In other cases, soldiers may have been exposed to poisons spread during efforts to restore Iraq’s infrastructure. In 2003, for instance, members of the Indiana national guard were put in charge of protecting a water-treatment plant. They were told not to worry about the bright orange dust lying in piles around the plant, swirling in the air and gathering in the folds of their uniforms. In fact, Indiana soldiers spent weeks or months in a wasteland contaminated with sodium dichromate. The chemical, made famous after its role as the villain in the movie Erin Brockovich, is used to peel corrosion off of water pipes. It is a carcinogen that attacks the lungs and sinuses.
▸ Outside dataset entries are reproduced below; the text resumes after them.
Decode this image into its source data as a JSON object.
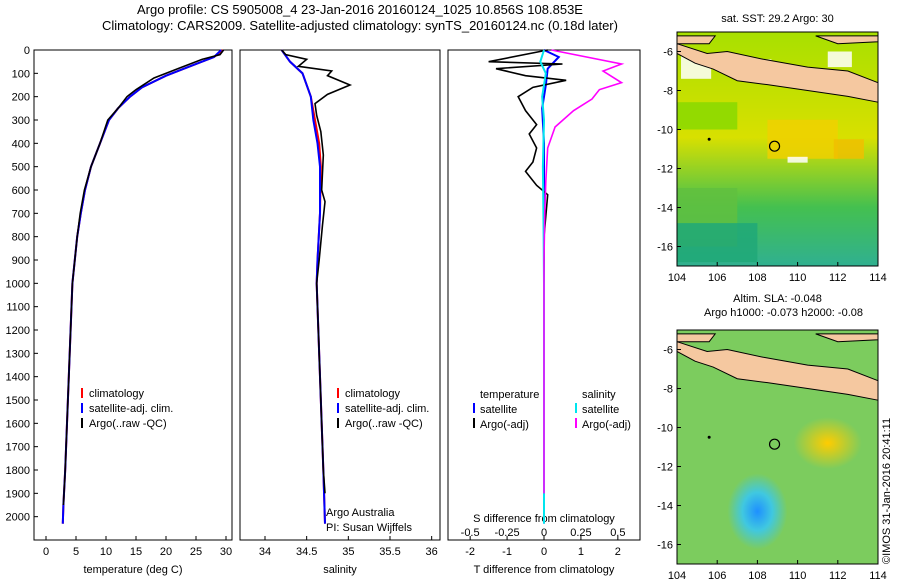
{
  "header": {
    "line1": "Argo profile: CS 5905008_4 23-Jan-2016 20160124_1025 10.856S 108.853E",
    "line2": "Climatology: CARS2009. Satellite-adjusted climatology: synTS_20160124.nc (0.18d later)"
  },
  "colors": {
    "climatology": "#ff0000",
    "satellite": "#0000ff",
    "argo": "#000000",
    "sat_cyan": "#00e5ee",
    "argo_magenta": "#ff00ff",
    "land": "#f5c8a0"
  },
  "chart_data": [
    {
      "type": "line",
      "id": "temperature",
      "xlabel": "temperature (deg C)",
      "xlim": [
        -2,
        31
      ],
      "ylim": [
        2100,
        0
      ],
      "xticks": [
        "0",
        "5",
        "10",
        "15",
        "20",
        "25",
        "30"
      ],
      "yticks": [
        "0",
        "100",
        "200",
        "300",
        "400",
        "500",
        "600",
        "700",
        "800",
        "900",
        "1000",
        "1100",
        "1200",
        "1300",
        "1400",
        "1500",
        "1600",
        "1700",
        "1800",
        "1900",
        "2000"
      ],
      "legend": [
        "climatology",
        "satellite-adj. clim.",
        "Argo(..raw -QC)"
      ],
      "series": [
        {
          "name": "climatology",
          "color": "#ff0000",
          "points": [
            [
              29.5,
              0
            ],
            [
              28,
              30
            ],
            [
              24,
              70
            ],
            [
              20,
              110
            ],
            [
              16,
              160
            ],
            [
              14,
              200
            ],
            [
              12,
              250
            ],
            [
              10.5,
              300
            ],
            [
              9,
              400
            ],
            [
              7.5,
              500
            ],
            [
              6.5,
              600
            ],
            [
              5.8,
              700
            ],
            [
              5.2,
              800
            ],
            [
              4.8,
              900
            ],
            [
              4.4,
              1000
            ],
            [
              4.1,
              1200
            ],
            [
              3.8,
              1400
            ],
            [
              3.5,
              1600
            ],
            [
              3.2,
              1800
            ],
            [
              2.9,
              1950
            ],
            [
              2.8,
              2030
            ]
          ]
        },
        {
          "name": "satellite-adj. clim.",
          "color": "#0000ff",
          "points": [
            [
              29.2,
              0
            ],
            [
              28,
              30
            ],
            [
              24,
              70
            ],
            [
              20,
              110
            ],
            [
              16,
              160
            ],
            [
              14,
              200
            ],
            [
              12,
              250
            ],
            [
              10.5,
              300
            ],
            [
              9,
              400
            ],
            [
              7.5,
              500
            ],
            [
              6.5,
              600
            ],
            [
              5.8,
              700
            ],
            [
              5.2,
              800
            ],
            [
              4.8,
              900
            ],
            [
              4.4,
              1000
            ],
            [
              4.1,
              1200
            ],
            [
              3.8,
              1400
            ],
            [
              3.5,
              1600
            ],
            [
              3.2,
              1800
            ],
            [
              2.9,
              1950
            ],
            [
              2.8,
              2030
            ]
          ]
        },
        {
          "name": "Argo(..raw -QC)",
          "color": "#000000",
          "points": [
            [
              29.6,
              0
            ],
            [
              29,
              20
            ],
            [
              26,
              40
            ],
            [
              22,
              80
            ],
            [
              18,
              120
            ],
            [
              15,
              170
            ],
            [
              13.5,
              200
            ],
            [
              12,
              250
            ],
            [
              10.3,
              300
            ],
            [
              9,
              400
            ],
            [
              7.5,
              500
            ],
            [
              6.4,
              600
            ],
            [
              5.7,
              700
            ],
            [
              5.2,
              800
            ],
            [
              4.8,
              900
            ],
            [
              4.4,
              1000
            ],
            [
              4.1,
              1200
            ],
            [
              3.8,
              1400
            ],
            [
              3.5,
              1600
            ],
            [
              3.2,
              1800
            ],
            [
              2.9,
              1950
            ]
          ]
        }
      ]
    },
    {
      "type": "line",
      "id": "salinity",
      "xlabel": "salinity",
      "xlim": [
        33.7,
        36.1
      ],
      "ylim": [
        2100,
        0
      ],
      "xticks": [
        "34",
        "34.5",
        "35",
        "35.5",
        "36"
      ],
      "legend": [
        "climatology",
        "satellite-adj. clim.",
        "Argo(..raw -QC)"
      ],
      "annotation": [
        "Argo Australia",
        "PI: Susan Wijffels"
      ],
      "series": [
        {
          "name": "climatology",
          "color": "#ff0000",
          "points": [
            [
              34.2,
              0
            ],
            [
              34.3,
              50
            ],
            [
              34.45,
              100
            ],
            [
              34.55,
              200
            ],
            [
              34.6,
              300
            ],
            [
              34.65,
              400
            ],
            [
              34.67,
              500
            ],
            [
              34.66,
              700
            ],
            [
              34.63,
              900
            ],
            [
              34.62,
              1000
            ],
            [
              34.64,
              1200
            ],
            [
              34.66,
              1400
            ],
            [
              34.68,
              1600
            ],
            [
              34.7,
              1800
            ],
            [
              34.72,
              2030
            ]
          ]
        },
        {
          "name": "satellite-adj. clim.",
          "color": "#0000ff",
          "points": [
            [
              34.2,
              0
            ],
            [
              34.3,
              50
            ],
            [
              34.45,
              100
            ],
            [
              34.55,
              200
            ],
            [
              34.58,
              300
            ],
            [
              34.63,
              400
            ],
            [
              34.66,
              500
            ],
            [
              34.66,
              700
            ],
            [
              34.63,
              900
            ],
            [
              34.62,
              1000
            ],
            [
              34.64,
              1200
            ],
            [
              34.66,
              1400
            ],
            [
              34.68,
              1600
            ],
            [
              34.7,
              1800
            ],
            [
              34.72,
              2030
            ]
          ]
        },
        {
          "name": "Argo(..raw -QC)",
          "color": "#000000",
          "points": [
            [
              34.2,
              0
            ],
            [
              34.25,
              20
            ],
            [
              34.5,
              40
            ],
            [
              34.4,
              70
            ],
            [
              34.8,
              90
            ],
            [
              34.75,
              110
            ],
            [
              35.02,
              150
            ],
            [
              34.75,
              190
            ],
            [
              34.6,
              230
            ],
            [
              34.62,
              280
            ],
            [
              34.67,
              350
            ],
            [
              34.7,
              450
            ],
            [
              34.68,
              600
            ],
            [
              34.72,
              650
            ],
            [
              34.69,
              750
            ],
            [
              34.65,
              900
            ],
            [
              34.62,
              1000
            ],
            [
              34.64,
              1200
            ],
            [
              34.66,
              1400
            ],
            [
              34.68,
              1600
            ],
            [
              34.7,
              1800
            ],
            [
              34.72,
              1900
            ]
          ]
        }
      ]
    },
    {
      "type": "line",
      "id": "difference",
      "xlabel": "T difference from climatology",
      "xlabel_top": "S difference from climatology",
      "xlim": [
        -2.6,
        2.6
      ],
      "ylim": [
        2100,
        0
      ],
      "xticks": [
        "-2",
        "-1",
        "0",
        "1",
        "2"
      ],
      "xticks_top": [
        "-0.5",
        "-0.25",
        "0",
        "0.25",
        "0.5"
      ],
      "legend_left": {
        "title": "temperature",
        "items": [
          "satellite",
          "Argo(-adj)"
        ]
      },
      "legend_right": {
        "title": "salinity",
        "items": [
          "satellite",
          "Argo(-adj)"
        ]
      },
      "series": [
        {
          "name": "T satellite",
          "color": "#0000ff",
          "points": [
            [
              0,
              0
            ],
            [
              0.4,
              30
            ],
            [
              0.1,
              80
            ],
            [
              0.05,
              150
            ],
            [
              -0.05,
              250
            ],
            [
              0,
              400
            ],
            [
              0,
              1000
            ],
            [
              0,
              2030
            ]
          ]
        },
        {
          "name": "T Argo(-adj)",
          "color": "#000000",
          "points": [
            [
              0.1,
              0
            ],
            [
              -1.5,
              50
            ],
            [
              0.5,
              60
            ],
            [
              -1.3,
              80
            ],
            [
              -0.5,
              110
            ],
            [
              0.6,
              130
            ],
            [
              -0.3,
              160
            ],
            [
              -0.7,
              200
            ],
            [
              -0.5,
              260
            ],
            [
              -0.2,
              320
            ],
            [
              -0.4,
              360
            ],
            [
              -0.2,
              420
            ],
            [
              -0.3,
              480
            ],
            [
              -0.5,
              520
            ],
            [
              -0.2,
              580
            ],
            [
              0.1,
              620
            ],
            [
              0,
              800
            ],
            [
              0,
              1000
            ],
            [
              0,
              1900
            ]
          ]
        },
        {
          "name": "S satellite",
          "color": "#00e5ee",
          "points": [
            [
              0,
              0
            ],
            [
              -0.1,
              50
            ],
            [
              0.05,
              100
            ],
            [
              -0.05,
              200
            ],
            [
              0,
              300
            ],
            [
              -0.03,
              500
            ],
            [
              -0.01,
              800
            ],
            [
              0,
              1000
            ],
            [
              0,
              2030
            ]
          ]
        },
        {
          "name": "S Argo(-adj)",
          "color": "#ff00ff",
          "points": [
            [
              0.2,
              0
            ],
            [
              2.1,
              60
            ],
            [
              1.6,
              90
            ],
            [
              2.1,
              140
            ],
            [
              1.5,
              170
            ],
            [
              1.3,
              210
            ],
            [
              0.8,
              260
            ],
            [
              0.3,
              330
            ],
            [
              0.1,
              420
            ],
            [
              0.05,
              560
            ],
            [
              0.02,
              700
            ],
            [
              0,
              900
            ],
            [
              0,
              1900
            ]
          ]
        }
      ]
    },
    {
      "type": "heatmap",
      "id": "sst_map",
      "title": "sat. SST: 29.2 Argo: 30",
      "xlim": [
        104,
        114
      ],
      "ylim": [
        -17,
        -5
      ],
      "xticks": [
        "104",
        "106",
        "108",
        "110",
        "112",
        "114"
      ],
      "yticks": [
        "-6",
        "-8",
        "-10",
        "-12",
        "-14",
        "-16"
      ],
      "marker": {
        "lon": 108.853,
        "lat": -10.856
      }
    },
    {
      "type": "heatmap",
      "id": "sla_map",
      "title": "Altim. SLA: -0.048",
      "subtitle": "Argo h1000: -0.073 h2000: -0.08",
      "xlim": [
        104,
        114
      ],
      "ylim": [
        -17,
        -5
      ],
      "xticks": [
        "104",
        "106",
        "108",
        "110",
        "112",
        "114"
      ],
      "yticks": [
        "-6",
        "-8",
        "-10",
        "-12",
        "-14",
        "-16"
      ],
      "marker": {
        "lon": 108.853,
        "lat": -10.856
      },
      "credit": "©IMOS 31-Jan-2016 20:41:11"
    }
  ]
}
Today, a decade and a half after the first Gulf war, we know that such exposure may lead to widespread suffering. In 1991, veterans began to exhibit fatigue, fevers, rashes, joint pain, intestinal problems, memory loss, mood swings and even cancers, a cluster of symptoms and conditions referred to now as Gulf war syndrome (or illness). For years, the US department of defence maintained that stress caused the veterans’ symptoms. Veterans groups blamed war-related toxins. This year, the National Academy of Sciences published an extensive review of years of scientific study of Gulf war illness that concluded a cause and effect relationship existed between the widespread illnesses among veterans and exposure to powerful neurotoxins. Complementing the US studies is an emerging body of epidemiological data linking increased incidence of Iraqi cancer, birth defects, infant mortality and multi-system diseases to toxic exposure.

Strangely enough, though, there has been almost no discussion of whether today’s soldiers – those fighting in Iraq or Afghanistan – have also been injured by wartime poisons. We don’t have a word yet for the constellation of cancers, psychological ills and systemic diseases that may be caused by toxins in today’s wars.

In order to care for our veterans, we must do more than offer state-of-the-art hospitals and high-tech prosthetics. Veterans will need information about what poisons they have breathed or touched or drunk and when.

What would such an effort look like? First the military would need to disclose all known incidents of toxic exposure. Then it would have to reach out to veterans and give them information about how to receive care for conditions that arise from this exposure.

This summer, senator Evan Bayh made a first stab at such a system. Bayh pushed the national guard to track down hundreds of those Indiana soldiers who may have breathed orange dust back in 2003. Most of the soldiers are now civilians scattered across the US, unaware that they are at high risk for lung cancer and other respiratory diseases. Some of them may already be struggling with illness. The national guard is making an effort to search for these veterans and provide them with a phone number to call in order to seek medical help.

That’s a good first step. But what about all the other veterans who believe that they have returned home from the war healthy? Without knowing it, they may be carrying a small bomb inside them. And they have a right to know.